Sandboxed (MacOS) Batch transcription fails due to permission error accessing '/private/etc/apache2/mime.types'
Batch transcription works using the same code tested in the python console.
When sandboxed, the Batch transcription process fails, as some underlying library tries to access "/private/etc/apache2/mime.types".
To prevent this permission error, the file needs to be accessed within the app environment (or an alternative option is needed to avoid the file, if possible).
Real-time transcription works in the sandboxed context.
I first thought to store a local copy of the mime.types file and track down where Speechmatics is accessing it (to reroute the library to access the local version), but it is elusive and I suspect there is a better solution.
If there isn't a straightforward solution using the Speechmatics Python method, I'll plan to test with a lower-abstraction approach in python.
Batch transcription test:
import speechmatics
from speechmatics.batch_client import BatchClient
ssl_context = ssl.create_default_context()
ssl_context.load_verify_locations(certifi.where())
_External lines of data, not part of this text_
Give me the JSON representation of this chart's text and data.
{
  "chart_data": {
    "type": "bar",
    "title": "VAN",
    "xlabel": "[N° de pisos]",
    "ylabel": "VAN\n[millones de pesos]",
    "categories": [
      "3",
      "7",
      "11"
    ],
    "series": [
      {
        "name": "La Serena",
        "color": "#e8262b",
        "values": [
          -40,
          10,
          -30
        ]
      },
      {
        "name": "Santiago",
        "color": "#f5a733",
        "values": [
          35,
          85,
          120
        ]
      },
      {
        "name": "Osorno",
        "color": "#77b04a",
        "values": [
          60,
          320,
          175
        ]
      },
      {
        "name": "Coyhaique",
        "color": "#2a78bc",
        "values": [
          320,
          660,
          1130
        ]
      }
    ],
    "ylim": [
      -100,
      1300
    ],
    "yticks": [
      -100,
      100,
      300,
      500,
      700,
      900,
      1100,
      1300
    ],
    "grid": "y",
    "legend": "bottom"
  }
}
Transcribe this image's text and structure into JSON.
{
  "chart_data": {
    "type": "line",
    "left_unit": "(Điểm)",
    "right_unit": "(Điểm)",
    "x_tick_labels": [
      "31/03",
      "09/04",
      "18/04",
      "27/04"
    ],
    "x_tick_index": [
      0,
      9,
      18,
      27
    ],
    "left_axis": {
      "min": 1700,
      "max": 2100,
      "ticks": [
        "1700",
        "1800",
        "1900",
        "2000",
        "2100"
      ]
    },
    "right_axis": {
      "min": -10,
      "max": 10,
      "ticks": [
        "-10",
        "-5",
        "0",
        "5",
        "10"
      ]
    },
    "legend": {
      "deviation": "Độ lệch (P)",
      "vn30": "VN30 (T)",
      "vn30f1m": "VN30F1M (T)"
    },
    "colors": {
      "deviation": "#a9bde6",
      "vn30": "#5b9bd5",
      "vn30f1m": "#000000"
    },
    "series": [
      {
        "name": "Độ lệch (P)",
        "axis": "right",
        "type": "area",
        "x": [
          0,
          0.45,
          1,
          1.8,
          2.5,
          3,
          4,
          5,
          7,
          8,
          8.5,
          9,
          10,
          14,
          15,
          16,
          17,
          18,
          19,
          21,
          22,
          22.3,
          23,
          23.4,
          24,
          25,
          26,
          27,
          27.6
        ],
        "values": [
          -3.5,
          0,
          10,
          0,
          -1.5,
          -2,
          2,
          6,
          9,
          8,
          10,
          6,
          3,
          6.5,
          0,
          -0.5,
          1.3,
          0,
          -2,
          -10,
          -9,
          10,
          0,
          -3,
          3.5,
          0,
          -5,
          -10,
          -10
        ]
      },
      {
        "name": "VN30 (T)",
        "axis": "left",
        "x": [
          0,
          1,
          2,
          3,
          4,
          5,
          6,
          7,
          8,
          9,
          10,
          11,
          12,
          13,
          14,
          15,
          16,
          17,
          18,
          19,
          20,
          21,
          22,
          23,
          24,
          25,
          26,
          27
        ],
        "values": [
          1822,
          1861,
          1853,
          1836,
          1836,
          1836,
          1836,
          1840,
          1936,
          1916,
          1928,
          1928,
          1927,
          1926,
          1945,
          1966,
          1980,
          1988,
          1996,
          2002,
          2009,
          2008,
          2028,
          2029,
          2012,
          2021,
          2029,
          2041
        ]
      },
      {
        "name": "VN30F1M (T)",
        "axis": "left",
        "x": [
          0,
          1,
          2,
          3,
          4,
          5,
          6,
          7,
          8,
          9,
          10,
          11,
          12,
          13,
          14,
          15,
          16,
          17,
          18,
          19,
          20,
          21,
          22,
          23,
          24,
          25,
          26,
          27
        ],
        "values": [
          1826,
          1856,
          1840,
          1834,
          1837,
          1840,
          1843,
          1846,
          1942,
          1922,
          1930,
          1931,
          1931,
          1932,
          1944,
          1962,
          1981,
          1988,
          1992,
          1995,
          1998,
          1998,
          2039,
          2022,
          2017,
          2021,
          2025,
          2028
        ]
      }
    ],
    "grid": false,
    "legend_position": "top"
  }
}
conf = speechmatics.models.BatchTranscriptionConfig(
language=LANGUAGE,
output_local=englishLocale if LANGUAGE == "en" else None,
operating_point=operatingPoint,
)
settings = speechmatics.models.ConnectionSettings(
url="https://asr.api.speechmatics.com/v2",
auth_token=speechmaticsAPIkey,
ssl_context=ssl_context,
)
try:
with BatchClient(settings) as client:
job_id = client.submit_job(audio=audio_file, transcription_config=conf)
transcript = client.wait_for_completion(job_id, transcription_format='json-v2')
Hi @petiatil
We did some digging and it seems like the httpx lib imports mimetypes here:
https://github.com/encode/httpx/blob/2318fd822cdb16435ccb5cabcba16c0b7969c1e4/httpx/_utils.py#L4
So maybe this is the issue you're seeing:
https://github.com/python/cpython/blob/3.12/Lib/mimetypes.py#L48
We do have an open issue to replace httpx but it is unlikely to be done soon.
Hopefully that helps a little.
Fortunately, using requests directly resolved the sandbox issue.
Thank you